Acquisitions with Care
Growth often comes through acquisition, and that can be messy if not approached thoughtfully. Two companies with different cultures, systems, and ways of working must integrate seamlessly to avoid disruption.The approach should be craftsman-like: assess market opportunity, ensure culture fit, talk to vendors and customers, and check the openness of leaders to learning and collaboration. A structured integration playbook ensures alignment of systems, communication, and values. This people-first approach makes employees feel part of a larger mission rather than absorbed into a new organization.
Technology and Efficiency
Technology is another pillar of modern distribution growth. Eric invests in automation not to replace people, but to enhance efficiency. By smoothing out repetitive processes whether in eCommerce, supply chain, or accounting the team can focus on higher-value work that strengthens customer relationships. The goal is smarter processes. “We want to grow without having to double the workforce every time revenue doubles,” he said. Balancing human engagement with operational efficiency is key to sustainable scaling.
Purpose-Driven Growth
What stands out most isn’t operational metrics or expansion plans, it is mindset. Growth without purpose isn’t sustainable. Eric regularly reflects on why they do what they do, reading and learning to stay sharp. This is a practical guide for building resilient organizations. Companies that prioritize purpose and culture alongside growth metrics tend to be more innovative, adaptable, and enduring.

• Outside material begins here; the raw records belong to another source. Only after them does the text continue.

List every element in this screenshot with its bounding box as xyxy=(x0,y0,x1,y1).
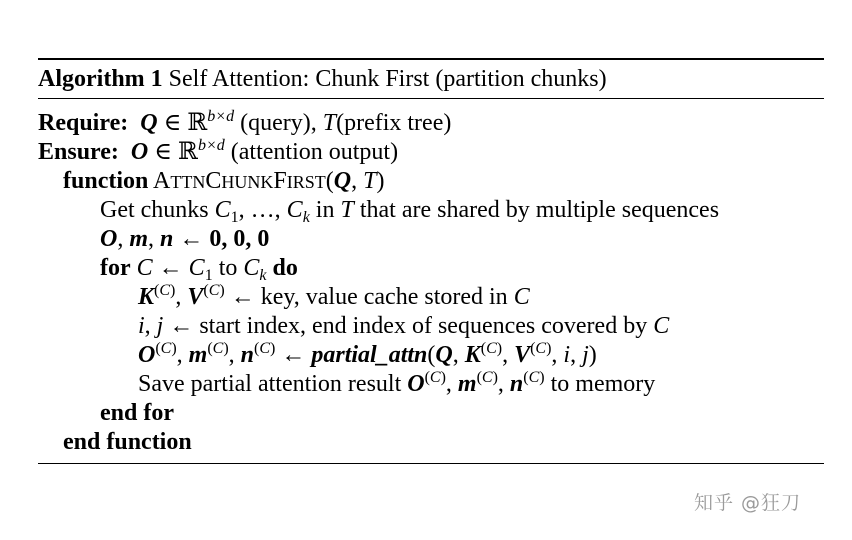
ensure-line: Ensure: O ∈ ℝ$^{b\times d}$ (attention output) xyxy=(38,137,399,165)
function-keyword: function xyxy=(63,168,149,194)
prefix-tree-text: (prefix tree) xyxy=(336,110,452,136)
end-for-keyword: end for xyxy=(100,400,174,426)
require-line: Require: Q ∈ ℝ$^{b\times d}$ (query), T(prefix tree) xyxy=(38,108,452,136)
ensure-keyword: Ensure: xyxy=(38,139,119,165)
shared-text: that are shared by multiple sequences xyxy=(359,197,720,223)
index-text: start index, end index of sequences covered by xyxy=(199,313,648,339)
kv-line: $K^{(C)}$, $V^{(C)}$ ← key, value cache stored in C xyxy=(138,282,530,310)
function-name: ATTNCHUNKFIRST xyxy=(153,168,326,194)
kv-text: key, value cache stored in xyxy=(260,284,508,310)
partial-attn-call: partial_attn xyxy=(311,342,428,368)
partial-attn-line: $O^{(C)}$, $m^{(C)}$, $n^{(C)}$ ← partial_attn(Q, $K^{(C)}$, $V^{(C)}$, i, j) xyxy=(138,340,597,368)
algorithm-caption xyxy=(38,60,824,98)
for-line: for C ← $C_1$ to $C_k$ do xyxy=(100,255,298,284)
end-function-keyword: end function xyxy=(63,429,192,455)
function-line: function ATTNCHUNKFIRST(Q, T) xyxy=(63,168,385,194)
get-chunks-text: Get chunks xyxy=(100,197,209,223)
do-keyword: do xyxy=(272,255,298,281)
end-for-line xyxy=(38,399,824,428)
to-text: to xyxy=(218,255,238,281)
in-text: in xyxy=(315,197,335,223)
index-line: i, j ← start index, end index of sequences covered by C xyxy=(138,313,670,339)
end-function-line xyxy=(38,428,824,457)
query-text: (query), xyxy=(240,110,317,136)
save-line: Save partial attention result $O^{(C)}$, $m^{(C)}$, $n^{(C)}$ to memory xyxy=(138,369,656,397)
algorithm-block xyxy=(38,58,824,464)
bottom-rule xyxy=(38,463,824,464)
algorithm-title: Self Attention: Chunk First (partition chunks) xyxy=(168,66,607,92)
for-keyword: for xyxy=(100,255,131,281)
watermark: 知乎 @狂刀 xyxy=(694,492,802,514)
require-keyword: Require: xyxy=(38,110,129,136)
init-values: 0, 0, 0 xyxy=(209,226,270,252)
save-text: Save partial attention result xyxy=(138,371,402,397)
get-chunks-line: Get chunks $C_1$, …, $C_k$ in T that are shared by multiple sequences xyxy=(100,197,720,226)
algorithm-label: Algorithm 1 xyxy=(38,66,163,92)
to-memory-text: to memory xyxy=(550,371,656,397)
attention-output-text: (attention output) xyxy=(230,139,399,165)
init-line: O, m, n ← 0, 0, 0 xyxy=(100,226,270,252)
algorithm-body xyxy=(38,99,824,463)
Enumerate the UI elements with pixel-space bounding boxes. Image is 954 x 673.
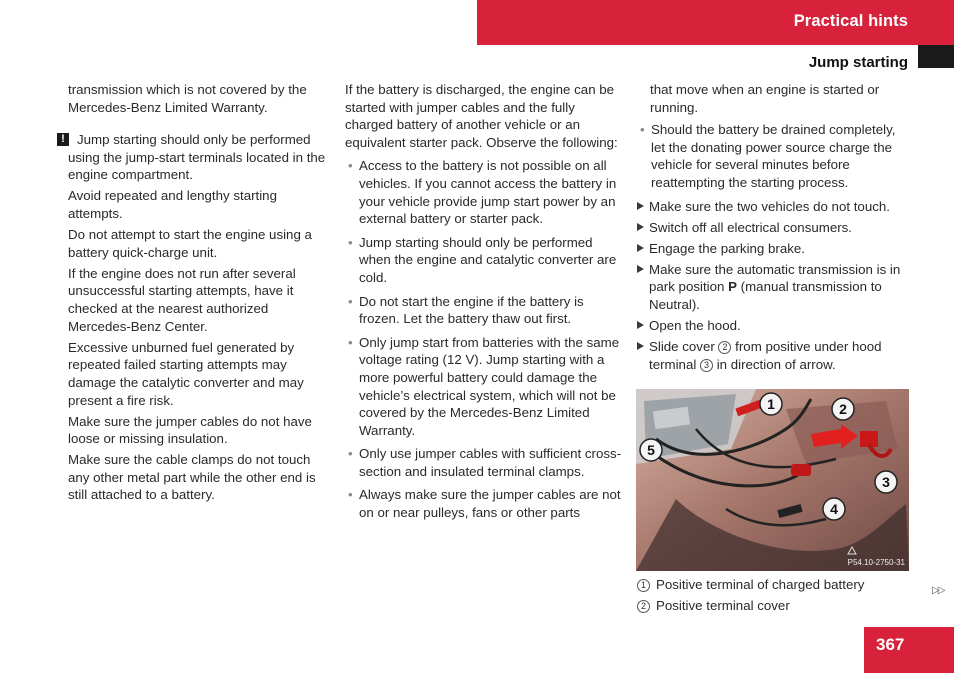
triangle-right-icon bbox=[637, 321, 644, 329]
callout-label: 4 bbox=[830, 501, 838, 517]
notice-block bbox=[61, 131, 330, 184]
gear-position-p: P bbox=[728, 279, 737, 295]
photo-illustration bbox=[636, 389, 909, 571]
section-title: Practical hints bbox=[793, 12, 908, 30]
step-item bbox=[637, 240, 912, 258]
callout-number: 2 bbox=[718, 341, 731, 354]
step-text: Engage the parking brake. bbox=[649, 240, 805, 256]
paragraph: Make sure the cable clamps do not touch any other metal part while the other end is still attached to a battery. bbox=[68, 452, 316, 503]
continued-text: that move when an engine is started or running. bbox=[650, 82, 880, 115]
step-text: Switch off all electrical consumers. bbox=[649, 219, 852, 235]
triangle-right-icon bbox=[637, 223, 644, 231]
intro-paragraph: If the battery is discharged, the engine can be started with jumper cables and the fully charged battery of another vehicle or an equivalent starter pack. Observe the following: bbox=[345, 82, 618, 150]
step-item bbox=[637, 338, 912, 373]
caption-item bbox=[637, 577, 864, 592]
subsection-title: Jump starting bbox=[808, 54, 908, 71]
list-item: • Do not start the engine if the battery is frozen. Let the battery thaw out first. bbox=[345, 293, 623, 328]
triangle-right-icon bbox=[637, 265, 644, 273]
list-item: • Only use jumper cables with sufficient cross-section and insulated terminal clamps. bbox=[345, 445, 623, 480]
paragraph: Avoid repeated and lengthy starting attempts. bbox=[68, 188, 277, 222]
triangle-right-icon bbox=[637, 342, 644, 350]
paragraph: Excessive unburned fuel generated by repeated failed starting attempts may damage the catalytic converter and may present a fire risk. bbox=[68, 339, 304, 408]
column-1 bbox=[61, 81, 330, 508]
list-item: • Access to the battery is not possible on all vehicles. If you cannot access the battery in your vehicle provide jump start power by an external battery or starter pack. bbox=[345, 157, 623, 227]
column-2 bbox=[345, 81, 623, 522]
page-number: 367 bbox=[876, 635, 905, 654]
caption-item bbox=[637, 598, 790, 613]
caption-text: Positive terminal cover bbox=[656, 598, 790, 613]
step-text: Slide cover bbox=[649, 339, 719, 355]
notice-text: Jump starting should only be performed using the jump-start terminals located in the engine compartment. bbox=[68, 132, 326, 183]
paragraph: Do not attempt to start the engine using a battery quick-charge unit. bbox=[68, 227, 312, 260]
step-text: from positive under hood terminal bbox=[649, 339, 882, 372]
step-text: (manual transmission to Neutral). bbox=[649, 279, 882, 313]
paragraph: transmission which is not covered by the Mercedes-Benz Limited Warranty. bbox=[68, 82, 307, 115]
callout-label: 1 bbox=[767, 396, 775, 412]
column-3 bbox=[637, 81, 912, 373]
step-text: Make sure the two vehicles do not touch. bbox=[649, 198, 890, 214]
continue-arrow-icon: ▷▷ bbox=[932, 585, 944, 596]
page-number-box bbox=[864, 627, 954, 673]
step-item bbox=[637, 198, 912, 216]
step-text: Open the hood. bbox=[649, 318, 741, 334]
step-text: in direction of arrow. bbox=[713, 356, 836, 372]
warning-icon: ! bbox=[57, 133, 69, 146]
callout-label: 2 bbox=[839, 401, 847, 417]
callout-number: 2 bbox=[637, 600, 650, 613]
callout-label: 5 bbox=[647, 442, 655, 458]
callout-number: 3 bbox=[700, 359, 713, 372]
list-item: • Only jump start from batteries with the same voltage rating (12 V). Jump starting with a more powerful battery could damage the vehicle’s electrical system, which will not be covered by the Mercedes-Benz Limited Warranty. bbox=[345, 334, 623, 440]
chapter-tab bbox=[918, 45, 954, 68]
list-item: • Always make sure the jumper cables are not on or near pulleys, fans or other parts bbox=[345, 486, 623, 521]
list-item: • Jump starting should only be performed when the engine and catalytic converter are cold. bbox=[345, 234, 623, 287]
triangle-right-icon bbox=[637, 202, 644, 210]
engine-compartment-photo bbox=[636, 389, 909, 571]
figure-code: P54.10-2750-31 bbox=[847, 558, 905, 567]
paragraph: If the engine does not run after several unsuccessful starting attempts, have it checked at the nearest authorized Mercedes-Benz Center. bbox=[68, 265, 296, 334]
step-item bbox=[637, 261, 912, 314]
list-item: • Should the battery be drained completely, let the donating power source charge the vehicle for several minutes before reattempting the starting process. bbox=[637, 121, 912, 191]
paragraph: Make sure the jumper cables do not have loose or missing insulation. bbox=[68, 413, 312, 447]
callout-number: 1 bbox=[637, 579, 650, 592]
step-item bbox=[637, 219, 912, 237]
step-text: Make sure the automatic transmission is in park position bbox=[649, 261, 901, 295]
callout-label: 3 bbox=[882, 474, 890, 490]
triangle-right-icon bbox=[637, 244, 644, 252]
caption-text: Positive terminal of charged battery bbox=[656, 577, 865, 592]
step-item bbox=[637, 317, 912, 335]
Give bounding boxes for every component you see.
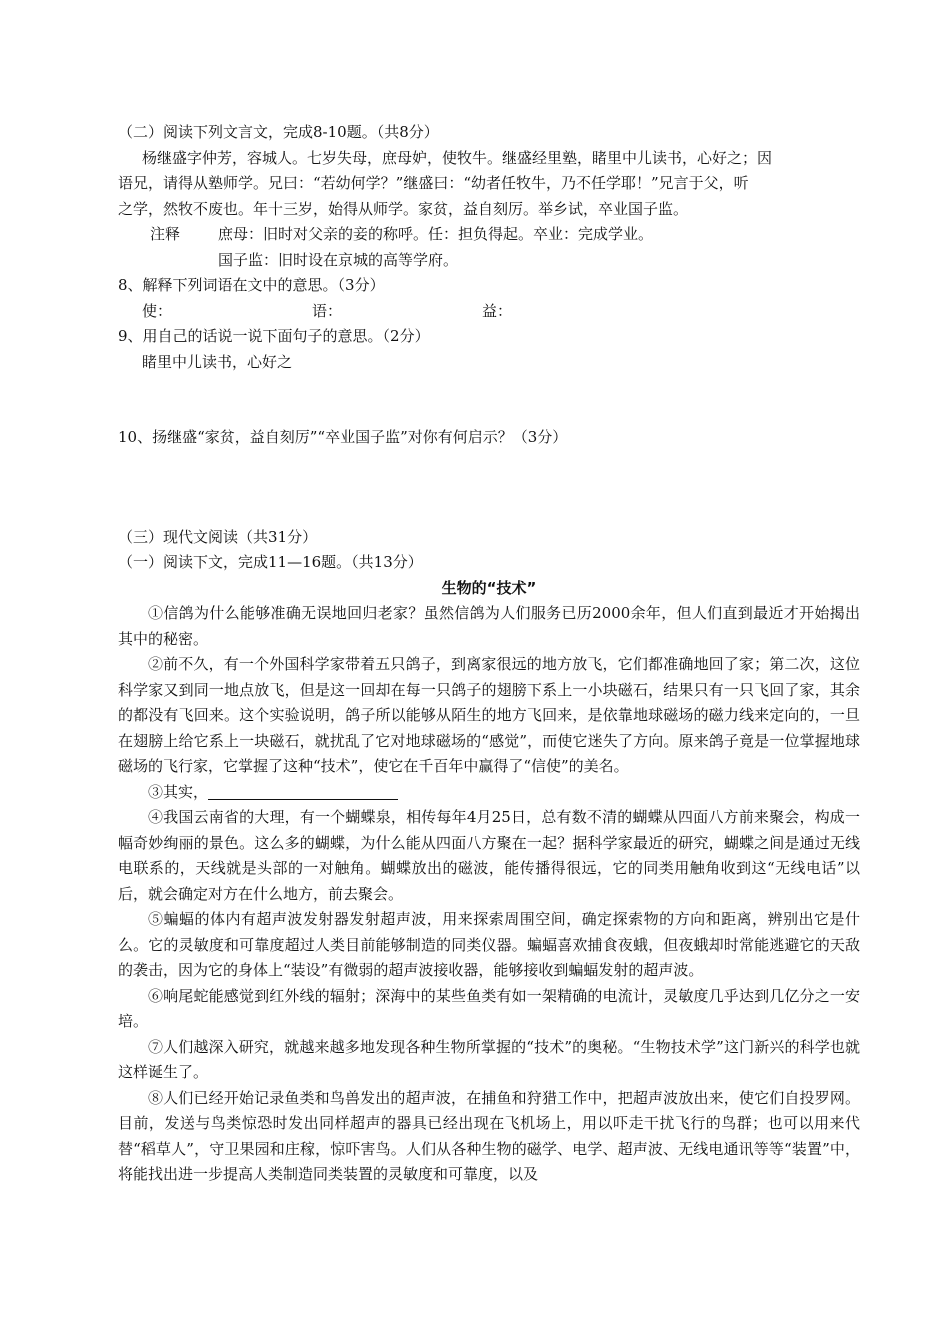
- section3-header: （三）现代文阅读（共31分）: [118, 527, 318, 546]
- article-paragraph-1: ①信鸽为什么能够准确无误地回归老家？虽然信鸽为人们服务已历2000余年，但人们直到最近才开始揭出其中的秘密。: [118, 604, 860, 648]
- question-9: 9、用自己的话说一说下面句子的意思。（2分）: [118, 327, 430, 345]
- word-yu: 语：: [312, 301, 343, 320]
- notes-label: 注释: [150, 225, 181, 243]
- notes-row: [118, 222, 860, 248]
- passage-line-1: 杨继盛字仲芳，容城人。七岁失母，庶母妒，使牧牛。继盛经里塾，睹里中儿读书，心好之；因: [142, 148, 773, 167]
- article-paragraph-6: ⑥响尾蛇能感觉到红外线的辐射；深海中的某些鱼类有如一架精确的电流计，灵敏度几乎达到几亿分之一安培。: [118, 986, 860, 1030]
- word-shi: 使：: [142, 301, 173, 320]
- question-8-words: [118, 299, 860, 325]
- answer-space-q10: [118, 451, 860, 525]
- section3-subheader: （一）阅读下文，完成11—16题。（共13分）: [118, 553, 423, 571]
- article-paragraph-4: ④我国云南省的大理，有一个蝴蝶泉，相传每年4月25日，总有数不清的蝴蝶从四面八方前来聚会，构成一幅奇妙绚丽的景色。这么多的蝴蝶，为什么能从四面八方聚在一起？据科学家最近的研究，蝴蝶之间是通过无线电联系的，天线就是头部的一对触角。蝴蝶放出的磁波，能传播得很远，它的同类用触角收到这“无线电话”以后，就会确定对方在什么地方，前去聚会。: [118, 808, 860, 903]
- article-paragraph-5: ⑤蝙蝠的体内有超声波发射器发射超声波，用来探索周围空间，确定探索物的方向和距离，辨别出它是什么。它的灵敏度和可靠度超过人类目前能够制造的同类仪器。蝙蝠喜欢捕食夜蛾，但夜蛾却时常能逃避它的天敌的袭击，因为它的身体上“装设”有微弱的超声波接收器，能够接收到蝙蝠发射的超声波。: [118, 910, 860, 979]
- notes-line-2: 国子监：旧时设在京城的高等学府。: [218, 250, 459, 269]
- section2-header: （二）阅读下列文言文，完成8-10题。（共8分）: [118, 123, 439, 141]
- word-yi: 益：: [482, 301, 513, 320]
- passage-line-3: 之学，然牧不废也。年十三岁，始得从师学。家贫，益自刻厉。举乡试，卒业国子监。: [118, 199, 689, 218]
- article-paragraph-7: ⑦人们越深入研究，就越来越多地发现各种生物所掌握的“技术”的奥秘。“生物技术学”这门新兴的科学也就这样诞生了。: [118, 1037, 860, 1081]
- article-paragraph-3: [118, 780, 860, 806]
- answer-space-q9: [118, 375, 860, 425]
- question-9-sentence: 睹里中儿读书，心好之: [142, 352, 293, 371]
- passage-line-2: 语兄，请得从塾师学。兄曰：“若幼何学？”继盛曰：“幼者任牧牛，乃不任学耶！”兄言于父，听: [118, 174, 749, 192]
- fill-in-blank[interactable]: [208, 781, 398, 800]
- question-10: 10、扬继盛“家贫，益自刻厉”“卒业国子监”对你有何启示？（3分）: [118, 428, 568, 446]
- article-paragraph-8: ⑧人们已经开始记录鱼类和鸟兽发出的超声波，在捕鱼和狩猎工作中，把超声波放出来，使它们自投罗网。目前，发送与鸟类惊恐时发出同样超声的器具已经出现在飞机场上，用以吓走干扰飞行的鸟群；也可以用来代替“稻草人”，守卫果园和庄稼，惊吓害鸟。人们从各种生物的磁学、电学、超声波、无线电通讯等等“装置”中，将能找出进一步提高人类制造同类装置的灵敏度和可靠度，以及: [118, 1088, 860, 1183]
- article-title: 生物的“技术”: [441, 578, 537, 597]
- exam-page: [118, 120, 860, 1188]
- question-8: 8、解释下列词语在文中的意思。（3分）: [118, 276, 385, 294]
- article-paragraph-2: ②前不久，有一个外国科学家带着五只鸽子，到离家很远的地方放飞，它们都准确地回了家；第二次，这位科学家又到同一地点放飞，但是这一回却在每一只鸽子的翅膀下系上一小块磁石，结果只有一只飞回了家，其余的都没有飞回来。这个实验说明，鸽子所以能够从陌生的地方飞回来，是依靠地球磁场的磁力线来定向的，一旦在翅膀上给它系上一块磁石，就扰乱了它对地球磁场的“感觉”，而使它迷失了方向。原来鸽子竟是一位掌握地球磁场的飞行家，它掌握了这种“技术”，使它在千百年中赢得了“信使”的美名。: [118, 655, 860, 775]
- paragraph-3-text: ③其实，: [148, 782, 209, 801]
- notes-line-1: 庶母：旧时对父亲的妾的称呼。任：担负得起。卒业：完成学业。: [218, 225, 654, 243]
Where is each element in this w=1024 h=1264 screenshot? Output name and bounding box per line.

Why This Matters for Distribution
Distribution is fundamentally human. Customers return not just because of price or availability, but because of relationships, reliability, and service. PE-backed growth can help companies modernize, expand, and invest in people but it has to respect that human core. Operational strength and culture are now the differentiators, according to both Meketa and MSCI, not just financial leverage. Capital alone isn’t enough; it has to be paired with leadership that listens, supports, and engages employees.
Lessons for Leaders and Investors
From this conversation, a few themes emerge for anyone involved in distribution or PE-backed growth:
- People First – Loyal employees create loyal customers. Transparent communication and inclusive decision-making foster engagement.
- Long-Term Thinking – Operational excellence matters more than quick wins. Slow, deliberate growth often produces stronger returns.
- Purpose and Learning – Growth without a guiding purpose is hollow. Leaders should ask “why” continually and invest in learning at all levels.
- Technology as an Enabler – Automate processes to enhance, not replace, human work. Efficiency should support better service and scalability.
Private equity can accelerate these outcomes when it provides resources, accountability, and expertise without undermining the company’s culture. The key is balance: between financial goals and human values, between speed and sustainability, and between growth and purpose.
Final Thoughts
Reflecting on our discussion, what keeps any leader driven is the pursuit of improvement: learning something new each day, refining processes, and finding better ways to serve customers. That, in essence, is sustainable growth.
It’s not just about quarterly targets or immediate profitability; it’s about building a business that grows people, strengthens relationships, and leaves room for long-term success. As Eric aptly said, “You can’t grow up a company shrinking to profitability.”
In a world where private equity often gets misunderstood, leaders who put people at the center and align growth with purpose demonstrate what’s possible. Distribution, like many other industries, thrives when capital, culture, and care converge. And that is the future of meaningful growth- grounded in human values, operational excellence, and a mindset that always asks, “How can we do better tomorrow?”